Впереди еще один зал, похоже, для ручного труда. Сидящие в этом зале, должно быть, уже поели, или ждут, когда поедят другие, возможно, у них две смены. Здесь вырезали из бумаги нечто нетленное, три женщины наполняли бумажные мешки, а один мужчина, у которого был маленький стол и столярные инструменты, делал кукол — уж не для показа ли в раю? Им еще был доступен дух творчества, жизнь делала им уступки, и они их использовали, чтобы жить на общих основаниях. Я смотрел на кукол мужчины, а Антония уже тыкала пальцем в распорядок дня, чтобы поторопить меня, но я хотел смотреть. У этого мужчины был не только пищевод, но и внутренний мир. Была красота, память, творчество и робкое желание не говорить о смерти, и я стоял и смотрел. Лицо худое и старое, и редкая борода, и жалобная беззубая улыбка — все говорило об удивительной способности быть счастливым и несчастным одновременно. Подозреваю, что смерть уже тогда была у него на пороге, потому что больше я никогда его не видел. Антония говорила, что мы должны идти, а я медлил, желая посмотреть еще на таинство и творчество. Эти куколки, Моника, были творениями беспомощными, однако и боги не могут похвастаться совершенством своих созданий. Старик довольно улыбался, и тогда я задал глупый необдуманный вопрос:
— А для чего эти игрушки?
В ответ мужчина хмыкнул. Он и сам не знал, но понимал, даже будучи наивным, что только глупец мог пожелать узнать это.
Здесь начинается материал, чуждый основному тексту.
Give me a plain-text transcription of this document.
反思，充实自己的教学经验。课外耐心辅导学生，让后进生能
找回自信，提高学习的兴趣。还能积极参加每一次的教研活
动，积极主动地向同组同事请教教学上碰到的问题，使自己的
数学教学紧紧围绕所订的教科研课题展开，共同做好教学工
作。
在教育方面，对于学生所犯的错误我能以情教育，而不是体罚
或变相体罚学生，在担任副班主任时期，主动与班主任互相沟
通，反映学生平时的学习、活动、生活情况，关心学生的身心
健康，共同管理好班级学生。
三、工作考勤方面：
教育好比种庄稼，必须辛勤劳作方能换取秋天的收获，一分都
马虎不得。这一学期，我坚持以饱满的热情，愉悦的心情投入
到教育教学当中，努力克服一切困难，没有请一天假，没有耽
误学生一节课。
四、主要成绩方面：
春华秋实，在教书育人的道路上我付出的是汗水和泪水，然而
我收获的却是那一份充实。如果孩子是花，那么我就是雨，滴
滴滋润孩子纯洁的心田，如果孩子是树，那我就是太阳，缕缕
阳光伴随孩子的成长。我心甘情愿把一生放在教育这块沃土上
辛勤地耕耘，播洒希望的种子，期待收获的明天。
Потому что задавать вопрос, для чего существует искусство, может только тот, кто не знает, что такое искусство, и тут Антония топнула ногой и возмутилась, и громко сказала, что пора мне и честь знать и отстать от старика.
Ванная комната находилась в стороне от коридора, но чуть дальше, и до нее еще были комнаты и кабинеты. Дорогая, я буду купаться, ты можешь прийти. Мы никогда не мылись вместе, подожди, не знаю, не помню. Возможно потому, чтобы, с одной стороны, не опошлить таинство, а с другой — удовольствие, думаю, так, пытаюсь понять. Чтобы пользоваться телом, не унижая его, — другое не приходит в голову. Рядом с ванной стоял любопытный стул из пластика. На прикрепленной к нему металлической пластинке я прочел «Автолифт». Антония отрегулировала высоту сидения, чтобы я мог им воспользоваться. И, как только я сел, принялась раздевать меня.